How one small town is taking the lead on upgrading to IPv6, and why you should know what that is
A massive upgrade to the Internet is underway around the world. Ask most folks about it, and you'll probably get a blank stare. But not in Harrisonburg, Va.
Residents of the semi-rural Shenandoah Valley college town are well aware that the world is running short on Internet addresses. They can tell you engineers are racing to fix the problem by revamping the standards that govern how computers communicate with each other. They know the new iteration of the Net is called Internet Protocol version 6 (IPv6), and if all goes according to plan, they'll be among the first in the nation to be ready for and benefit from its adoption.
They know all this because officials of this city of 40,000 are putting in place the modems, towers, and other gear needed to ensure that Harrisonburg's telecommunications network is IPv6-enabled.

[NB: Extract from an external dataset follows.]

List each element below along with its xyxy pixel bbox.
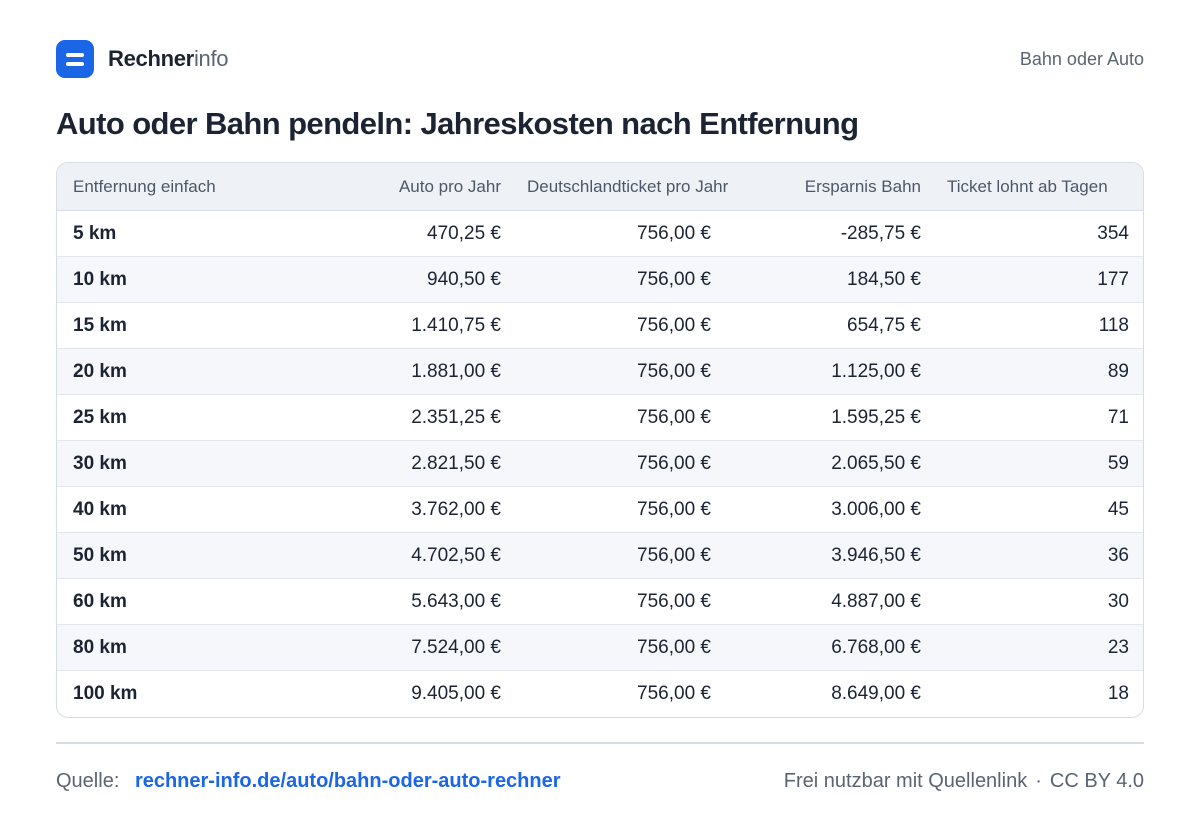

Luring Jobs and Holding Talent
Once made over, the Internet will be capable of handling an almost inexhaustible number of IP addresses—enough for every cell phone, PDA, and any other computing device in use. In Harrisonburg, as with any city, that means safer, more seamless network connections from anywhere, making it easier to carry out e-commerce and transfer not only documents and e-mails but also video and other content. Officials are outfitting each of the city's 52 traffic lights with gear that gives emergency responders greater control over light changes while transporting an injured patient or pursuing a vehicle.
Another big reason for the IPv6 push: luring businesses and creating jobs. "What led us to IPv6 was our search for a series of tool kits or mechanisms that would make it attractive for companies to want to look at Harrisonburg," says Jim Barnes, the city's assistant director of economic development. The point is putting "together the right kind of infrastructure so that once they are there, it allows them to be successful, grow, and do their business."
A partner in the project is James Madison University, one of eight colleges within a 30-mile radius of Harrisonburg that together produce some 4,000 graduates a year, as well as a ready pool of interns. Barnes wants to make sure some of those alumni have reasons to stick around when they finish their degrees.
Harrisonburg is in some ways an ideal proving ground for IPv6. Located two hours from both Washington, D.C., and Richmond, Va., Harrisonburg is at the crossroads of interstates and railroads that were lined with a surfeit of fiber-optic cables in the 1990s.
The city hopes unused fiber will be put to good use with the advent of IPv6, especially for companies eager to win contracts to help the U.S. government with the transition. Uncle Sam has ordered all 1,500 agencies of the federal government to transition their systems to comply with IPv6 by mid-2008.
Time is of the essence. More than a decade ago, the Internet Engineering Task Force became aware that the Internet would run short on available IP addresses, those long strings of numbers that distinguish one network-linked computer from the next. The current standard, IPv4, can handle 4.3 billion addresses. In 1994, the IETF calculated that all of them would be used up by 2008, give or take a few years. The next generation of the Internet will be able to handle 3.4 x 1038 addresses.
In the Vanguard of Innovation
For Harrisonburg, it hasn't always been easy to blaze the IPv6 trail. "The biggest challenge is not having any other example to learn from," says Mark Bayliss, chief executive of Visual Link, the Internet service provider that won the franchise to develop the city's IPv6 network. "When we do run into any type of problem, in most cases we are the first to find it."
Case in point: building a network that could handle both the existing and coming IP standards. The company had to create the necessary software from scratch. "We still have to support 20th century and early 21st century equipment and software in a mid-21st century network," Bayliss says. Nippon Telegraph & Telephone (NTT) of Japan is also providing equipment and support for the Harrisonburg project.
Tackling the occasional technical glitch is a price Harrisonburg is willing to pay. Adds Bayliss, "What you're seeing in Harrisonburg is what the rest of the world will look like in three to five years."